Tarab’ın tanıtımı adına belirli zamanlara yapılan TV haber ve tanıtımlarının yanında halen aktif olan www.tarab.com.tr adresinden sazın özellikleri hakkında bilgi edinilebilir ve icra edilen bazı eserleri dinleyebilirler. Ayrıca web ortamında tarab taksim videolarına da ulaşılabiliyor. 


MÜZİKLE İLGİLİ TARAB’DAN BAŞKA ÇALIŞMALARINIZ VAR MI?

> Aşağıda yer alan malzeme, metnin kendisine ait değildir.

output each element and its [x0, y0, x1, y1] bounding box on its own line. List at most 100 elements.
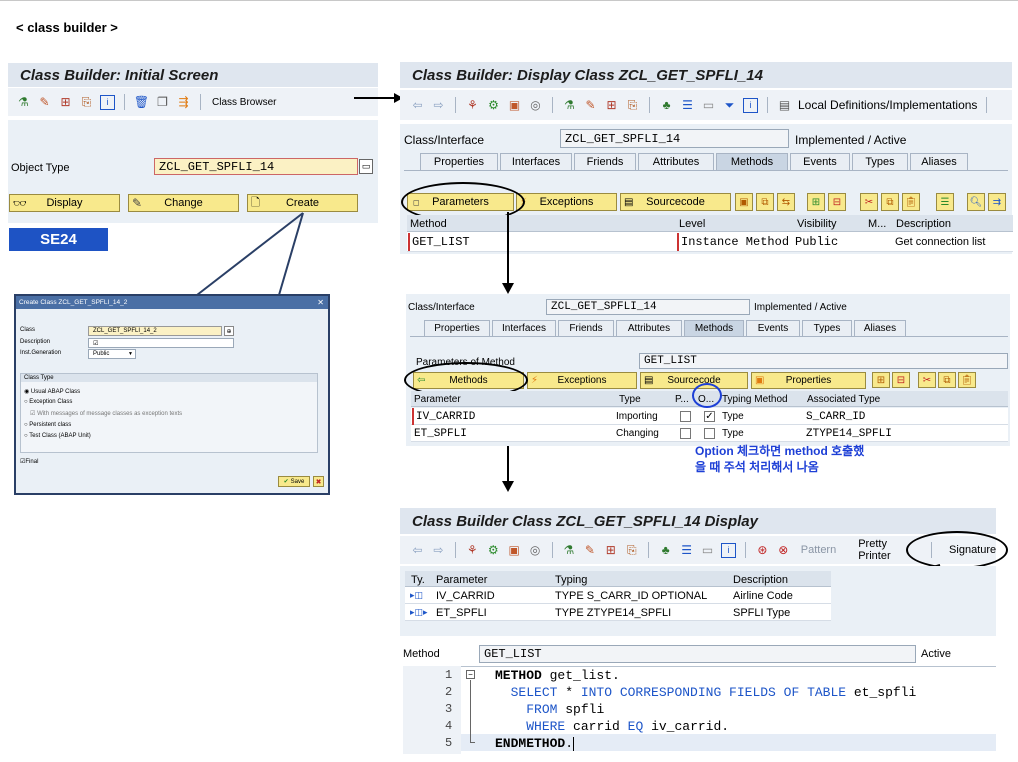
params-exceptions-button[interactable]: ⚡ Exceptions [527, 372, 637, 389]
optional-checkbox[interactable]: ✓ [704, 411, 715, 422]
params-tab-properties[interactable]: Properties [424, 320, 490, 336]
info-icon[interactable]: i [743, 97, 758, 113]
delete-row-icon[interactable]: ⊟ [892, 372, 910, 388]
layout-icon[interactable]: ▭ [700, 543, 715, 558]
paste-icon[interactable]: 📋︎ [902, 193, 920, 211]
back-arrow-icon[interactable]: ⇦ [410, 98, 425, 113]
where-used-icon[interactable]: ◎ [528, 543, 543, 558]
display-change-icon[interactable]: ⊞ [604, 98, 619, 113]
pencil-icon[interactable]: ✎ [583, 98, 598, 113]
check-icon[interactable]: ⚙ [486, 98, 501, 113]
inst-generation-select[interactable]: Public ▼ [88, 349, 136, 359]
radio-exception-class[interactable]: ○ Exception Class [24, 399, 72, 405]
pass-by-value-checkbox[interactable] [680, 411, 691, 422]
method-description-cell: Get connection list [895, 236, 986, 248]
params-tab-methods[interactable]: Methods [684, 320, 744, 336]
description-input[interactable]: ☑ [88, 338, 234, 348]
method-name-cell[interactable]: GET_LIST [408, 233, 470, 251]
hierarchy-icon[interactable]: ⚗ [562, 98, 577, 113]
pass-by-value-checkbox[interactable] [680, 428, 691, 439]
params-tab-aliases[interactable]: Aliases [854, 320, 906, 336]
class-input[interactable]: ZCL_GET_SPFLI_14_2 [88, 326, 222, 336]
filter-icon[interactable]: ⏷ [722, 98, 737, 113]
back-arrow-icon[interactable]: ⇦ [410, 543, 425, 558]
move-row-icon[interactable]: ⇆ [777, 193, 795, 211]
copy-icon[interactable]: ⎘ [624, 543, 639, 558]
param-name-cell[interactable]: ET_SPFLI [414, 425, 467, 442]
active-status-text: Active [921, 648, 951, 660]
breakpoint-icon[interactable]: ⊛ [755, 543, 770, 558]
layout-icon[interactable]: ▭ [701, 98, 716, 113]
insert-method-icon[interactable]: ▣ [735, 193, 753, 211]
radio-test-class[interactable]: ○ Test Class (ABAP Unit) [24, 433, 91, 439]
sourcecode-button[interactable]: ▤ Sourcecode [620, 193, 731, 211]
pencil-icon[interactable]: ✎ [582, 543, 597, 558]
other-object-icon[interactable]: ⚘ [465, 543, 480, 558]
tab-properties[interactable]: Properties [420, 153, 498, 170]
session-breakpoint-icon[interactable]: ⊗ [776, 543, 791, 558]
copy-icon[interactable]: ⎘ [625, 98, 640, 113]
info-icon[interactable]: i [720, 542, 736, 558]
params-tab-events[interactable]: Events [746, 320, 800, 336]
copy-icon[interactable]: ⧉ [881, 193, 899, 211]
where-used-icon[interactable]: ◎ [528, 98, 543, 113]
param-name-cell[interactable]: IV_CARRID [412, 408, 475, 425]
delete-row-icon[interactable]: ⊟ [828, 193, 846, 211]
find-icon[interactable]: 🔍︎ [967, 193, 985, 211]
insert-row-icon[interactable]: ⊞ [807, 193, 825, 211]
save-button[interactable]: ✔ Save [278, 476, 310, 487]
tree-icon[interactable]: ♣ [659, 98, 674, 113]
params-ci-field: ZCL_GET_SPFLI_14 [546, 299, 750, 315]
collapse-icon[interactable]: − [466, 670, 475, 679]
pattern-button[interactable]: Pattern [801, 544, 836, 556]
paste-icon[interactable]: 📋︎ [958, 372, 976, 388]
checkbox-with-messages[interactable]: ☑ With messages of message classes as ex… [30, 410, 182, 417]
list-icon[interactable]: ☰ [679, 543, 694, 558]
tab-events[interactable]: Events [790, 153, 850, 170]
cut-icon[interactable]: ✂ [860, 193, 878, 211]
toolbar-separator [648, 542, 650, 558]
radio-usual-abap-class[interactable]: ◉ Usual ABAP Class [24, 388, 80, 395]
cut-icon[interactable]: ✂ [918, 372, 936, 388]
value-help-icon[interactable]: ⊕ [224, 326, 234, 336]
tab-attributes[interactable]: Attributes [638, 153, 714, 170]
tab-interfaces[interactable]: Interfaces [500, 153, 572, 170]
checkbox-final[interactable]: ☑Final [20, 458, 38, 465]
insert-row-icon[interactable]: ⊞ [872, 372, 890, 388]
tab-aliases[interactable]: Aliases [910, 153, 968, 170]
sort-icon[interactable]: ☰ [936, 193, 954, 211]
close-icon[interactable]: ✕ [317, 298, 324, 307]
params-tab-attributes[interactable]: Attributes [616, 320, 682, 336]
params-properties-button[interactable]: ▣ Properties [751, 372, 866, 389]
params-tab-types[interactable]: Types [802, 320, 852, 336]
activate-icon[interactable]: ▣ [507, 98, 522, 113]
check-icon[interactable]: ⚙ [486, 543, 501, 558]
tab-methods[interactable]: Methods [716, 153, 788, 170]
other-object-icon[interactable]: ⚘ [465, 98, 480, 113]
code-line-3: FROM spfli [526, 702, 605, 717]
optional-checkbox[interactable] [704, 428, 715, 439]
exceptions-button[interactable]: ⚡ Exceptions [516, 193, 617, 211]
param-typing-cell: Type [722, 411, 744, 422]
copy-icon[interactable]: ⧉ [938, 372, 956, 388]
display-change-icon[interactable]: ⊞ [603, 543, 618, 558]
tab-types[interactable]: Types [852, 153, 908, 170]
forward-arrow-icon[interactable]: ⇨ [431, 543, 446, 558]
cancel-button[interactable]: ✖ [313, 476, 324, 487]
params-sourcecode-button[interactable]: ▤ Sourcecode [640, 372, 748, 389]
forward-arrow-icon[interactable]: ⇨ [431, 98, 446, 113]
find-next-icon[interactable]: ⇉ [988, 193, 1006, 211]
copy-row-icon[interactable]: ⧉ [756, 193, 774, 211]
params-tab-friends[interactable]: Friends [558, 320, 614, 336]
radio-persistent-class[interactable]: ○ Persistent class [24, 422, 71, 428]
tree-icon[interactable]: ♣ [658, 543, 673, 558]
params-tab-interfaces[interactable]: Interfaces [492, 320, 556, 336]
list-icon[interactable]: ☰ [680, 98, 695, 113]
importing-icon: ▸◫ [410, 590, 424, 600]
activate-icon[interactable]: ▣ [507, 543, 522, 558]
hierarchy-icon[interactable]: ⚗ [562, 543, 577, 558]
tab-friends[interactable]: Friends [574, 153, 636, 170]
local-definitions-button[interactable]: Local Definitions/Implementations [798, 98, 977, 112]
sig-typing-cell: TYPE S_CARR_ID OPTIONAL [555, 589, 708, 602]
column-ty: Ty. [411, 573, 425, 586]
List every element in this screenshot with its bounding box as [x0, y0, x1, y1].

Benim müzikle dostluğum küçük bir çocukken kendi sesimle başladı, bu dostluğa zamanla farklı enstrümanlar katıldı. Asıl sazım Tanbur. 1969-70’de bir lise öğrencisi iken Mızraplı Tanbur icra etmeye başladım. 1973’ten sonra bu sazı İstanbul’da ilerletmek imkânına kavuştum. Üstad Kemal Batanay’dan meşk çalışmalarına devam ettim. İstanbul Üniversitesi Korosu ve diğer musiki meclislerinde bulundum. Aynı zamanda Devlet klasik Türk Müziği korosunda musiki icraatımı geliştirme fırsatı buldum. Müzik benim hayatımın vazgeçilmez bir parçası. 1980’lerde Kayseri’de hem Erciyes Üniversitesi bünyesinde hem belediye konservatuarında muhtelif musiki çalışmaları yaptım. Korolar kurdum, yönettim. Sonrasında uzun yıllar yurtiçinde yurtdışında konserler verdim. Tarab da bu birikimin manidar bir meyvesi. 


GENELLEMEYELİM AMA GÜNÜMÜZDE KLASİK MUSİKİYİ DAHA ÇOK BELLİ YAŞIN ÜZERİNDE İNSANLAR DİNLİYOR. KLASİK MUSİKİNİN GENÇLERE HİTAP ETME NOKTASINDA SIKINTISI MI VAR?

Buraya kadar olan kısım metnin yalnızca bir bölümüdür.